Another test overnight was beaten back but it's looking a matter of when, not if, the level breaks
This morning I spoke to Tip Tv about the 100 level in USDJPY. There's no denying it's become a big level. Each time it gets tested the sellers chip away at the buyers resolve but they're still hanging in there.
The chart below paints the best picture of what's happening right now.
USDJPY H4 chart
There's plenty here for everyone. If you want to lean against the 100 level for longs, you can do so very tightly. If you're a seller from above, you know where you should think about profit taking. No matter what your view or position, you know where the main risk lies, and that's at 100.
The beauty of trading is that we can all have differing opinions about which way it will go. The important part is that we trade those opinions correctly by assessing what's in front of us.
I've been happy to play longs from the level but I know where I've needed to look at getting out.

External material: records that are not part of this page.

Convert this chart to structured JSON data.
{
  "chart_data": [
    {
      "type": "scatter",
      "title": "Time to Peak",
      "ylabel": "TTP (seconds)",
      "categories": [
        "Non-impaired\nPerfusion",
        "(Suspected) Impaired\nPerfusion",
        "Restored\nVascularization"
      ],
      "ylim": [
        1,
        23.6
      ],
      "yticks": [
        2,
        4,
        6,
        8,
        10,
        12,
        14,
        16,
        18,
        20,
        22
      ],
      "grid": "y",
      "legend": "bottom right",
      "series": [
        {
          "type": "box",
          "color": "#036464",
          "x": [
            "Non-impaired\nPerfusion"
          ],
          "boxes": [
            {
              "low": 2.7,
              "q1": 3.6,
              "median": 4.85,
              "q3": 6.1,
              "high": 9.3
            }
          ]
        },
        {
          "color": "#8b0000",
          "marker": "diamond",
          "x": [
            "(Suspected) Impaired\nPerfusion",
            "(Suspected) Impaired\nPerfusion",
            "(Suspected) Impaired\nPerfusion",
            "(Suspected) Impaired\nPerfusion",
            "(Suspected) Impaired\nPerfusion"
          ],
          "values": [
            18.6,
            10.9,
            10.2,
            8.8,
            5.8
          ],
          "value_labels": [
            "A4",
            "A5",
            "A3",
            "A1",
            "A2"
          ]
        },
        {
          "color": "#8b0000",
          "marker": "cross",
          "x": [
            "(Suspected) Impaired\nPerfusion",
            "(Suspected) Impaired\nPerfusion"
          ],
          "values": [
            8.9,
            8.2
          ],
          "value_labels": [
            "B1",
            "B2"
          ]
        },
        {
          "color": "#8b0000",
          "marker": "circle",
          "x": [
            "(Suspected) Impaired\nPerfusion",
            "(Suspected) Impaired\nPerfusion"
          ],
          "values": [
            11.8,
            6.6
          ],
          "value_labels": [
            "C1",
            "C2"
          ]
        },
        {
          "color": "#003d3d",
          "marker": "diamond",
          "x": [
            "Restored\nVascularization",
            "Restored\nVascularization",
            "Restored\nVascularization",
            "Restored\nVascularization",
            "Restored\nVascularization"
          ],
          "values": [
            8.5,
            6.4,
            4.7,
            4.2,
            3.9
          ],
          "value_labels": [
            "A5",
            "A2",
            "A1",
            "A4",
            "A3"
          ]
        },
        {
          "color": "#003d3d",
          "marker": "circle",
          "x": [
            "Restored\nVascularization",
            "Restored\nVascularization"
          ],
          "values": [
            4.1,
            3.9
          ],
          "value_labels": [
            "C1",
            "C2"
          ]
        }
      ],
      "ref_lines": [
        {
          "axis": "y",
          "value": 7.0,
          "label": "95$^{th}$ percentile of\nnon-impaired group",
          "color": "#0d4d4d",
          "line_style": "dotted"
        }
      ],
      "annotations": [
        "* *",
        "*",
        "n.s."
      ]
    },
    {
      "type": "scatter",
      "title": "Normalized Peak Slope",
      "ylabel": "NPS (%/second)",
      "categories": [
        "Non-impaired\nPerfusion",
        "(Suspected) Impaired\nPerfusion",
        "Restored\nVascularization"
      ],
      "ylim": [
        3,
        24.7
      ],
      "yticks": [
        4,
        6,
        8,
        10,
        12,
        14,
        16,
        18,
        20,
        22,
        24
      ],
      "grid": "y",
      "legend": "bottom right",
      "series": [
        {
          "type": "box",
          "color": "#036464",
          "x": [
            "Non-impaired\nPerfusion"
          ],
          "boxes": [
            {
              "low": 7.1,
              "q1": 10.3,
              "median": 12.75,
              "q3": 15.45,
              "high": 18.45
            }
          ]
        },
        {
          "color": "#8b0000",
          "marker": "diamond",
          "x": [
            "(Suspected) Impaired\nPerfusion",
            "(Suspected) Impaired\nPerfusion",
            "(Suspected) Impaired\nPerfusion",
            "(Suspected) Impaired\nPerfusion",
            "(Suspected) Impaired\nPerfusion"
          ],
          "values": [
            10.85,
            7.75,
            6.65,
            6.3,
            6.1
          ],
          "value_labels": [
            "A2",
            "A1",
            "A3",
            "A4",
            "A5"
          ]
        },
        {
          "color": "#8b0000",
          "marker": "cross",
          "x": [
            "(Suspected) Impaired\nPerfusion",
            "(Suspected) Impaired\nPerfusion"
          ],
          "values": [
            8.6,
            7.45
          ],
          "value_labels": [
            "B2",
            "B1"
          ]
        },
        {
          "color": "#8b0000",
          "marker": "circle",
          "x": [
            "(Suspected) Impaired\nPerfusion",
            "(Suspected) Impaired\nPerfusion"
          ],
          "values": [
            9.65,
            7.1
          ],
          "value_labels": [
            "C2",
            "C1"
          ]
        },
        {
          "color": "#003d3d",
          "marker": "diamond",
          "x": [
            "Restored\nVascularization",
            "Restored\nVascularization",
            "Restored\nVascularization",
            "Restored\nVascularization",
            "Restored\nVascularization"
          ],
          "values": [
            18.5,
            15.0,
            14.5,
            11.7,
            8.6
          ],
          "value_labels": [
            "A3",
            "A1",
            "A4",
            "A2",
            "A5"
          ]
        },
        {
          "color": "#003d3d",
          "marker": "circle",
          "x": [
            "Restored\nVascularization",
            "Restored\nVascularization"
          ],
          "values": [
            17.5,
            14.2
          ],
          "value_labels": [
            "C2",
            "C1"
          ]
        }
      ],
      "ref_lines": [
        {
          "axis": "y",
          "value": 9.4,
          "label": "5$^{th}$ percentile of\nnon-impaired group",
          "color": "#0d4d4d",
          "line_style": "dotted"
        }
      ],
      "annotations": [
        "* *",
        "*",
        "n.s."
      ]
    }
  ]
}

I don't like the look of the 4hour chart for my strategy so each time I may trade it I bear that in mind and my stops stay close so I don't undo three or four good trades in one if it does blow up.
I think a break is coming soon as you can't ignore the selling pressure that's been in place all year. The longer it goes without breaking, the bigger the break will be. If we do look like breaking, I'll look to go with that break and maybe a short just under 99.80. In the first instance I'll keep a stop close just above 100 to guard against yet another fake out. A test and confirmation of a hold below 100.00 will be the real signal I'd be looking for to add to shorts.
Only a strong move above 102.00 would relieve some of this bearish pressure and that looks unlikely right now. As we always say though, don't guess, trade what you see.